A meados de agosto é normal, sobretudo e mais coerentemente na história o PSD com a Festa do Pontal, os partidos políticos começarem a retomar a atividade política de forma gradual e sempre neste registo de comício popular.
Este mês de agosto, sabendo que o Algarve é uma região que acolhe muitos portugueses deslocados dos seus distritos em férias, a IL, PSD e PCP arrancaram já com as suas rentrées políticas respetivamente em Armação de Pêra, Quarteira e Silves. Ainda no final do mês o partido Chega irá retomar os trabalhos em Lagos.

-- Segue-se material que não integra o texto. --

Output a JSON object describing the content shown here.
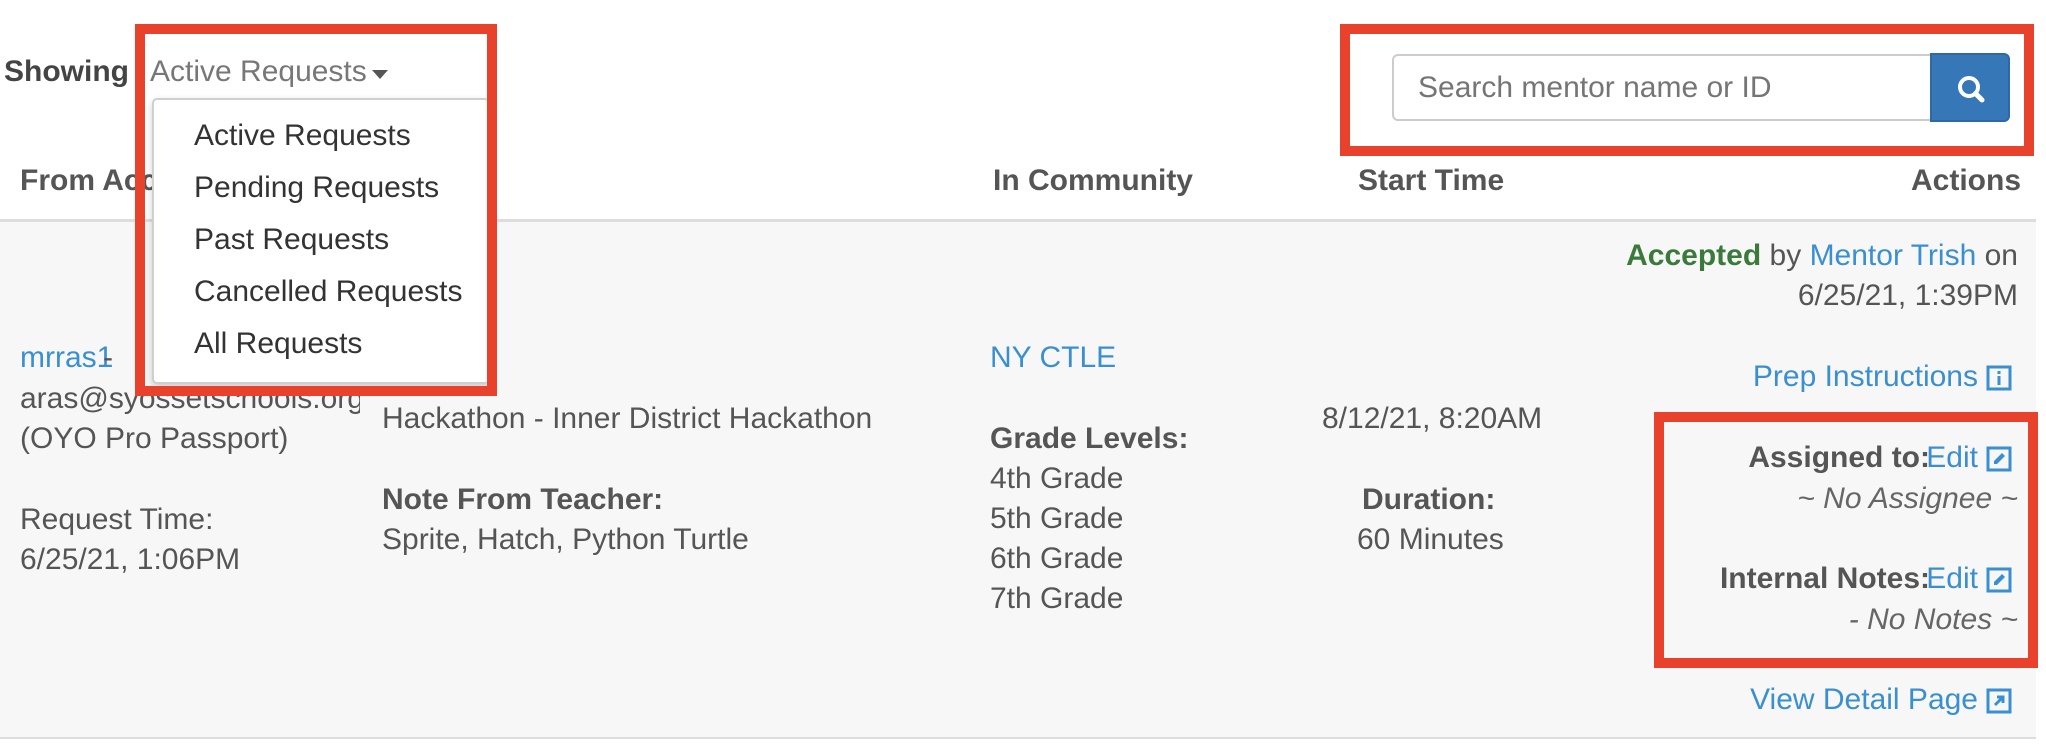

Já em Setembro, logo nos primeiros dias, decorrerá a tradicional Festa do Avante do PCP e depois o PS regressa com a sua academia socialista em Évora (de 6 a 10 de setembro). Bloco de Esquerda, PAN e Livre também vão regressar em setembro.

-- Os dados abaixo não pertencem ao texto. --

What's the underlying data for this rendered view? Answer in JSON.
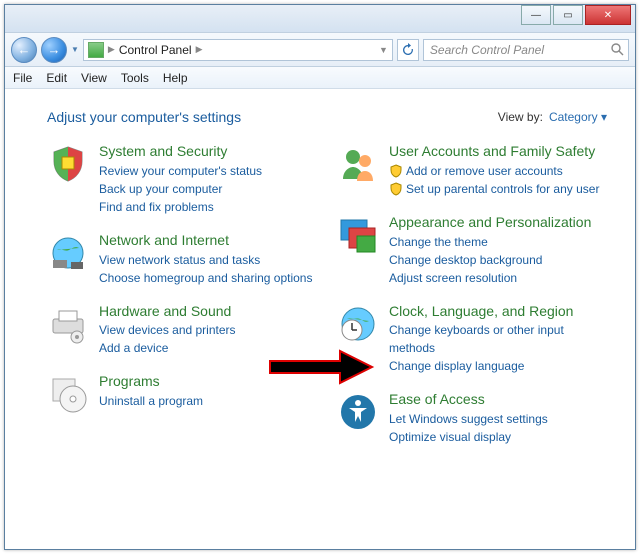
{
  "titlebar": {
    "min": "—",
    "max": "▭",
    "close": "✕"
  },
  "nav": {
    "back": "←",
    "fwd": "→",
    "breadcrumb_label": "Control Panel",
    "search_placeholder": "Search Control Panel"
  },
  "menu": {
    "file": "File",
    "edit": "Edit",
    "view": "View",
    "tools": "Tools",
    "help": "Help"
  },
  "header": {
    "title": "Adjust your computer's settings",
    "viewby_label": "View by:",
    "viewby_value": "Category"
  },
  "left": [
    {
      "title": "System and Security",
      "links": [
        "Review your computer's status",
        "Back up your computer",
        "Find and fix problems"
      ]
    },
    {
      "title": "Network and Internet",
      "links": [
        "View network status and tasks",
        "Choose homegroup and sharing options"
      ]
    },
    {
      "title": "Hardware and Sound",
      "links": [
        "View devices and printers",
        "Add a device"
      ]
    },
    {
      "title": "Programs",
      "links": [
        "Uninstall a program"
      ]
    }
  ],
  "right": [
    {
      "title": "User Accounts and Family Safety",
      "links": [
        "Add or remove user accounts",
        "Set up parental controls for any user"
      ],
      "shielded": true
    },
    {
      "title": "Appearance and Personalization",
      "links": [
        "Change the theme",
        "Change desktop background",
        "Adjust screen resolution"
      ]
    },
    {
      "title": "Clock, Language, and Region",
      "links": [
        "Change keyboards or other input methods",
        "Change display language"
      ]
    },
    {
      "title": "Ease of Access",
      "links": [
        "Let Windows suggest settings",
        "Optimize visual display"
      ]
    }
  ]
}
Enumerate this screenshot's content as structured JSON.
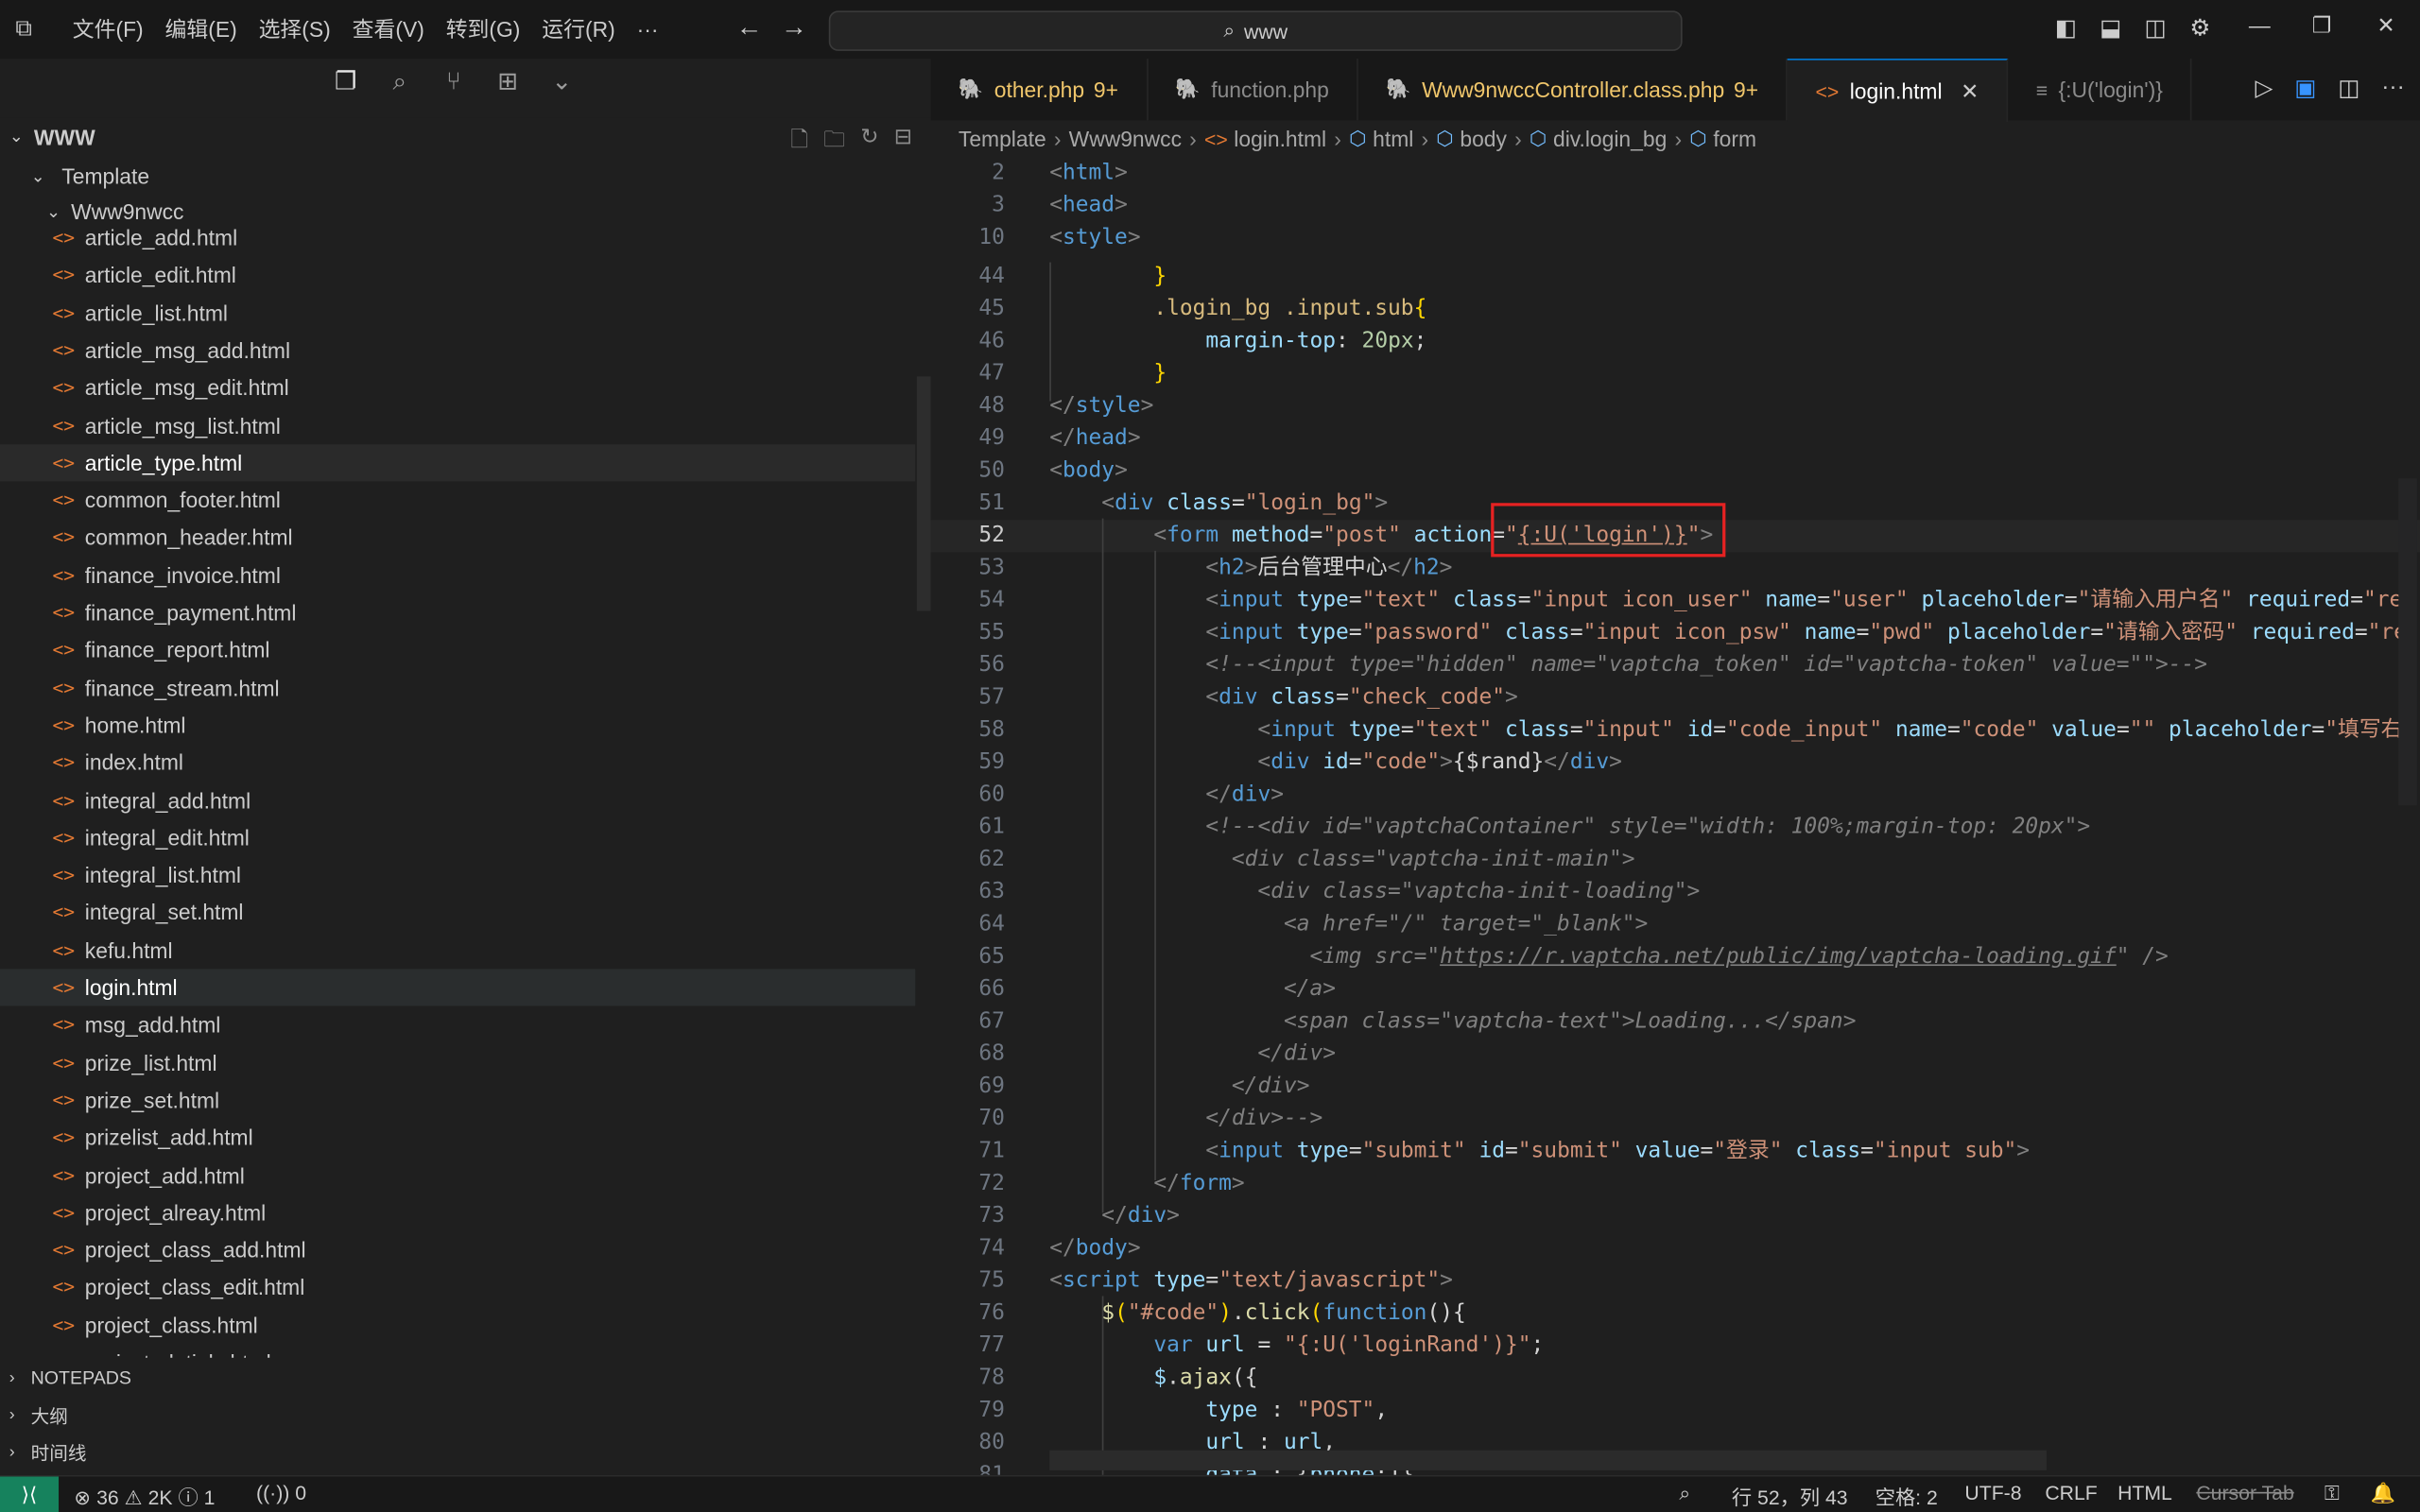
{
  "menu": [
    "文件(F)",
    "编辑(E)",
    "选择(S)",
    "查看(V)",
    "转到(G)",
    "运行(R)",
    "···"
  ],
  "search": {
    "text": "www"
  },
  "explorer": {
    "workspace": "WWW",
    "folder": "Template",
    "subfolder": "Www9nwcc",
    "files": [
      "article_add.html",
      "article_edit.html",
      "article_list.html",
      "article_msg_add.html",
      "article_msg_edit.html",
      "article_msg_list.html",
      "article_type.html",
      "common_footer.html",
      "common_header.html",
      "finance_invoice.html",
      "finance_payment.html",
      "finance_report.html",
      "finance_stream.html",
      "home.html",
      "index.html",
      "integral_add.html",
      "integral_edit.html",
      "integral_list.html",
      "integral_set.html",
      "kefu.html",
      "login.html",
      "msg_add.html",
      "prize_list.html",
      "prize_set.html",
      "prizelist_add.html",
      "project_add.html",
      "project_alreay.html",
      "project_class_add.html",
      "project_class_edit.html",
      "project_class.html",
      "project_detials.html"
    ],
    "hovered_file": "article_type.html",
    "selected_file": "login.html",
    "sections": [
      "NOTEPADS",
      "大纲",
      "时间线"
    ]
  },
  "tabs": [
    {
      "label": "other.php",
      "badge": "9+",
      "style": "warn"
    },
    {
      "label": "function.php",
      "badge": "",
      "style": "dim"
    },
    {
      "label": "Www9nwccController.class.php",
      "badge": "9+",
      "style": "warn"
    },
    {
      "label": "login.html",
      "badge": "",
      "style": "active"
    },
    {
      "label": "{:U('login')}",
      "badge": "",
      "style": "dim"
    }
  ],
  "breadcrumb": [
    "Template",
    "Www9nwcc",
    "login.html",
    "html",
    "body",
    "div.login_bg",
    "form"
  ],
  "status": {
    "errors": "36",
    "warnings": "2K",
    "info": "1",
    "ports": "0",
    "position": "行 52，列 43",
    "indent": "空格: 2",
    "encoding": "UTF-8",
    "eol": "CRLF",
    "language": "HTML",
    "cursor_tab": "Cursor Tab"
  },
  "colors": {
    "accent": "#0078d4",
    "remote": "#16825d",
    "highlight_box": "#e52222"
  }
}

Estes momentos de visibilidade política importam. Mas todos temos noção que a vista dos portugueses está mais presente na toalha de praia e no mar do que nas manchetes políticas e comícios.
É preciso ser muito hábil para captar a atenção do país.
E não é só em agosto que as vistas dos portugueses não olham para a política.
Estes últimos anos de casos e casinhos na política portuguesa criaram maior afastamento dos eleitores para com os seus eleitos. E a conjuntura internacional, com um crescimento de franjas populistas na europa e fora dela, também não ajudou a credibilizar a política séria, moderada e assente em propostas políticas.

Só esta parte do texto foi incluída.